3、パウロはかつての自分を忘れることはなかった。行いによって義と認められることを求めていた頃、自分を誇り、人と競い合うことが最大の関心事で、心は安まることはなかった。しかし今の自分は、その頃とは全く違っていることを思い返していた。キリストを信じて歩み始めた者が、一度捨てた律法を、今また頼りにすることなど決して有り得ないと。(18〜19節)
 彼はキリストと共に一度死んだことを実感していた。今生きている自分は神によって生かされている自分であること、そして自分が生きているのではなく、キリストが自分の中にあって生きておられると告白している。(20節)パウロにとっては、まさしく一度死んで、よみがえった命を生きていると、実感していたのである。彼の回心の経験はそのことを物語っている。

 律法に死に、神に生きる。罪に死に、義に生きる。律法の支配から解き放たれ、神の支配の中で生きることは、パウロのみならず全ての人にとって、救いそのものである。彼は今生きているのは、「私を愛し私のためにご自身をお捨てになった神の御子を信じる信仰によっているのです。・・・」と語っている。十字架で死なれたキリスト、そして死からよみがえられたキリストを信じて生きること、そのキリストを宣べ伝えて生きること、そのためにこそ生かされていると確信していたのである。(21節)全てのクリスチャンは、キリストの証人として生かされているということに他ならない。

4、「信仰によって生きる」という言葉を、私たちも当たり前のように使っている。信仰の大切さを理解し、信仰が固くされることをいつも願っている。けれども、パウロと同じように、「いま私が生きているのは、私を愛し私のためにご自身をお捨てになった神の御子を信じる信仰によっているのです」と言うほどに、十字架のキリストを仰いで生きているだろうか。その度合いが、実は行いに頼るか、信仰のみと考えるかに影響するようである。知らず知らずの内に、十字架のキリスト以外のものに心引かれていることはないか。自分を誇ったり、知らずして他の人と比べていたり・・・。

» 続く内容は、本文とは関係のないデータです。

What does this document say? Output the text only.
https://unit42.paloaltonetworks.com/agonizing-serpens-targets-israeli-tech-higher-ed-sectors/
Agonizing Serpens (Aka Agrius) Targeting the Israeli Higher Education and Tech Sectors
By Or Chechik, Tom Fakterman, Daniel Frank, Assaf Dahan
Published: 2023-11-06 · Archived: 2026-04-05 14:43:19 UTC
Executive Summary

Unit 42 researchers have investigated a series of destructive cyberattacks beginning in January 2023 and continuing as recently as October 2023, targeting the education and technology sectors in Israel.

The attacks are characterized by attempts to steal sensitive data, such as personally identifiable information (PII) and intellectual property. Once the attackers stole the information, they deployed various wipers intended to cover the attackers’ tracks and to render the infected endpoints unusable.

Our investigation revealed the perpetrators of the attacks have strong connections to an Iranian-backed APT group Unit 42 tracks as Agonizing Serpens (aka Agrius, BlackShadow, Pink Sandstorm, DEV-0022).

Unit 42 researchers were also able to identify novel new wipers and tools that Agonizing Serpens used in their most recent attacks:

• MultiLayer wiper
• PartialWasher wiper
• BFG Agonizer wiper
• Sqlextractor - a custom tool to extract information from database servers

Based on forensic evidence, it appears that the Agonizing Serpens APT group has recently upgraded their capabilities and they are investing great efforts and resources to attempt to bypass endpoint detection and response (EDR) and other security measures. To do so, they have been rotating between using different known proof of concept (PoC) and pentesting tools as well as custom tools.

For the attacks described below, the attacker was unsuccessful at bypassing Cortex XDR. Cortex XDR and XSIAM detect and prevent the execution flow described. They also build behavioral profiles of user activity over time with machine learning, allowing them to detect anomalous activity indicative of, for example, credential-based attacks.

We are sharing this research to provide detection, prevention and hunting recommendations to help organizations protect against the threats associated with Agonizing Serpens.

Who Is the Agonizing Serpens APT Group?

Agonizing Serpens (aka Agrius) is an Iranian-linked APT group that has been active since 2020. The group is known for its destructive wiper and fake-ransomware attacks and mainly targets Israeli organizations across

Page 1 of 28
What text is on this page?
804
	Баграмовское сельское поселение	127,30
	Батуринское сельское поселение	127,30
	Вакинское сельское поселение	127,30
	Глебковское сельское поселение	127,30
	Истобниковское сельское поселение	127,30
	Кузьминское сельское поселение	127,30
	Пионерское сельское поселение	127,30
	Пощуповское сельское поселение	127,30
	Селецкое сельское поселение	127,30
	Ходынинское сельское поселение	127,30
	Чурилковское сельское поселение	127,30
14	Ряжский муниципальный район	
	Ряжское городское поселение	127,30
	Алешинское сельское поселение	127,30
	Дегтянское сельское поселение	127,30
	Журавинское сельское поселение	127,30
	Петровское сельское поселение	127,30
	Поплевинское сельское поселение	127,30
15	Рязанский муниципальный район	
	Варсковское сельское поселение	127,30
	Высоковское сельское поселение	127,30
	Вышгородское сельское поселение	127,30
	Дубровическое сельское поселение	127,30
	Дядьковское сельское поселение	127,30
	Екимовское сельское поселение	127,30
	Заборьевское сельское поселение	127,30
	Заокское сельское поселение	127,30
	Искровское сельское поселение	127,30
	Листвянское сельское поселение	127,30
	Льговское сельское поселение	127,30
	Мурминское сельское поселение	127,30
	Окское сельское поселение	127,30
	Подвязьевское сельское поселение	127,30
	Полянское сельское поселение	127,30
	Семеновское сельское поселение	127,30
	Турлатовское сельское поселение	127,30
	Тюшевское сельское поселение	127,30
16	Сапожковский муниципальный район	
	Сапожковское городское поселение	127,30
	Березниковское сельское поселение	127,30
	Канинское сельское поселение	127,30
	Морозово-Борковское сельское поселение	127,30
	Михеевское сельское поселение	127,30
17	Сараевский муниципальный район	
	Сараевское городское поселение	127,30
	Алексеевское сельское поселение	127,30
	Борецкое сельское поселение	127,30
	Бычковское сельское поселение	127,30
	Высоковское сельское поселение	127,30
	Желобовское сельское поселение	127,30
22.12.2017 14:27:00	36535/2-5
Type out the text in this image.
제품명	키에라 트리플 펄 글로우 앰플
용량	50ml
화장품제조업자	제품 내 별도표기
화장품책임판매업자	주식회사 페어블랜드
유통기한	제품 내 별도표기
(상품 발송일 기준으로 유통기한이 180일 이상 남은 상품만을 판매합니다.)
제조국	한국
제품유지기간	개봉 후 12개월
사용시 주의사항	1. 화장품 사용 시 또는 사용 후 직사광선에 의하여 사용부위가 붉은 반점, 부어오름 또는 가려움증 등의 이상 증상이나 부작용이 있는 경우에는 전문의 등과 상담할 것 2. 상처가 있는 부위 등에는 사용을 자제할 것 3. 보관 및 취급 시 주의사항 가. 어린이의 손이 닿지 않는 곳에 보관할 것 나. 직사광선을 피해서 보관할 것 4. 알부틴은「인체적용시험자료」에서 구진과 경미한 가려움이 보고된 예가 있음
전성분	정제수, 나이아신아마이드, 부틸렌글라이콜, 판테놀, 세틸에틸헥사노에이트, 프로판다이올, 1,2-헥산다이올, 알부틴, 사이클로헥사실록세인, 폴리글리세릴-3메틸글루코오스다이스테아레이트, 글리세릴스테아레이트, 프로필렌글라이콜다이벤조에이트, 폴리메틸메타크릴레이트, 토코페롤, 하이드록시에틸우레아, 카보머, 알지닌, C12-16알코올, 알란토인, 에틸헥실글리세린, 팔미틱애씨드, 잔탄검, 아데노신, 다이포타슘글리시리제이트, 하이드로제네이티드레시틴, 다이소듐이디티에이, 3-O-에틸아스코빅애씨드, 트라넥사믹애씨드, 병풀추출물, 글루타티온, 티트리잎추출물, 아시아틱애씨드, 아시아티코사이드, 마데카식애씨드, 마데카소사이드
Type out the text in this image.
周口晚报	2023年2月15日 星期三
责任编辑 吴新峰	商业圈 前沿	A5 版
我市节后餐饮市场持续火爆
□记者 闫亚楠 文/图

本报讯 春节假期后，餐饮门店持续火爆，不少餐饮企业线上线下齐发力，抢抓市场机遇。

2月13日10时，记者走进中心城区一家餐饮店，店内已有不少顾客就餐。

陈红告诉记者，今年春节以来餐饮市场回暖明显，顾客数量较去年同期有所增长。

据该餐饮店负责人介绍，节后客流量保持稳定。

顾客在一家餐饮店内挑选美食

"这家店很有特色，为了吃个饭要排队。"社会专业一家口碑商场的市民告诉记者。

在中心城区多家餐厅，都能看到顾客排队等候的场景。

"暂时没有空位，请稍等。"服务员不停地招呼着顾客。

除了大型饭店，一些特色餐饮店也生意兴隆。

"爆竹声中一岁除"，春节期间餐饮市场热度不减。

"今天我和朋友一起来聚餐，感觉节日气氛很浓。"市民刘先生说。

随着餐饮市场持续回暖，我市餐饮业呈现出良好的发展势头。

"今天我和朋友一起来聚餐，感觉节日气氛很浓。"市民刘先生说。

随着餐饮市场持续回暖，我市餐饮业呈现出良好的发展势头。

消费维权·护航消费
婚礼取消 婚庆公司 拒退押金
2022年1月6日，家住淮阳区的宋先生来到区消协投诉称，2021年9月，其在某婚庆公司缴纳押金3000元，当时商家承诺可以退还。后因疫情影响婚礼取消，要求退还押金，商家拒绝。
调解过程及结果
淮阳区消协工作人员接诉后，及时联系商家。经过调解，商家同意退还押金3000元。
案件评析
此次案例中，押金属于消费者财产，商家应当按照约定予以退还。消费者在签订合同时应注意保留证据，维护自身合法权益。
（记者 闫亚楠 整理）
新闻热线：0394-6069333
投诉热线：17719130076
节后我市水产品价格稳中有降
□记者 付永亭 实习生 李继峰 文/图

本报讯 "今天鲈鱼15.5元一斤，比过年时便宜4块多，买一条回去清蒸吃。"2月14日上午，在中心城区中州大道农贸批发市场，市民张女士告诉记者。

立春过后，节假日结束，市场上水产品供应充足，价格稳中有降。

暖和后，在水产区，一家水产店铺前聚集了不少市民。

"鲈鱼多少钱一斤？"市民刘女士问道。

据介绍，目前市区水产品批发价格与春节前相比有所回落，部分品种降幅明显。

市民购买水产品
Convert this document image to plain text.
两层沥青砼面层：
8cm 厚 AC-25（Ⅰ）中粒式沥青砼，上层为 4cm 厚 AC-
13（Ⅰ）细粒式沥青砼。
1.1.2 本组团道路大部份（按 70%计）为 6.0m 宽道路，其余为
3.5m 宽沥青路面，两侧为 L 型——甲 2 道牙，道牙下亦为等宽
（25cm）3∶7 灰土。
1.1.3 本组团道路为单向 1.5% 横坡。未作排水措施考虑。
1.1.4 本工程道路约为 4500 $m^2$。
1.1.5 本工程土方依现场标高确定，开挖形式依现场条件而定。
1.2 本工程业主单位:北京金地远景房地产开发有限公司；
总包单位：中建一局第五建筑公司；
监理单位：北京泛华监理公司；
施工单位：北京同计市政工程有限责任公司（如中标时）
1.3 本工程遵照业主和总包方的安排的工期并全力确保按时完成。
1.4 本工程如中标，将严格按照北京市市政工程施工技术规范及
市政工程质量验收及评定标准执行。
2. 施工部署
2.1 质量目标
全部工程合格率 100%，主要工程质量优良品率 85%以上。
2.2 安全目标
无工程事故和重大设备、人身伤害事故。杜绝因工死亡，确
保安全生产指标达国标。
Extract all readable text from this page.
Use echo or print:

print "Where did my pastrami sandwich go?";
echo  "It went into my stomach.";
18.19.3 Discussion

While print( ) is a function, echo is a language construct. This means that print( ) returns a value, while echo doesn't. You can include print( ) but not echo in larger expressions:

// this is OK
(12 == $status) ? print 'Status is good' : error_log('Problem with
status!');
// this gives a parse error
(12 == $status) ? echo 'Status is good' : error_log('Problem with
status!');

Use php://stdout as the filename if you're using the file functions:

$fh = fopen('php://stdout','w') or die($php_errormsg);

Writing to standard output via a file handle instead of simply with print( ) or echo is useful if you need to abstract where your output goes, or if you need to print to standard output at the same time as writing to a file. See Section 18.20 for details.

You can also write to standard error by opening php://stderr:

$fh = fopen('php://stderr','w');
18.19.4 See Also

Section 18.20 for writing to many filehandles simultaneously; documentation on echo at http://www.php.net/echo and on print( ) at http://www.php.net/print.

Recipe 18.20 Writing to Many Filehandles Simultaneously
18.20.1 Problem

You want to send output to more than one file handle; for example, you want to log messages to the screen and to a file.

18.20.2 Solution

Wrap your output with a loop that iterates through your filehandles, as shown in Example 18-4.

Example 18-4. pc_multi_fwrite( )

 確かに生きてはいても、如何に生きているか、また、意味のある生を送っているかはとても大事である。神にあって生きているか、キリストと共に生きているか・・・。他の動物と変わりない生き方なのか、それとも神に造られた人間として生きているかということである。

<結び>パウロが「もはや私が生きているのではなく、キリストが私の内にあって生きておられるのです」と言ったのは、自分の人生の中心は、もはや自分ではなくキリストである、と告白していることである。自己中心の縄目から解き放たれ、キリストにあって自由を与えられたと喜び叫んでもいるのである。その生き方はキリストが生きられたように、他の人の救いのため、他の人に喜んで仕える生き方となるのである。

 私たちもパウロと共に「信仰によって生きる」と言うなら、それはキリストを信じる信仰によって生きることであり、キリストを愛し、キリストに愛されている者として、神がキリストにおいて与えて下さった恵みをいささかも無にすることなく、その救いの恵みを証しする歩みが導かれるよう祈りたい。パウロに習い、そしてキリストに習って!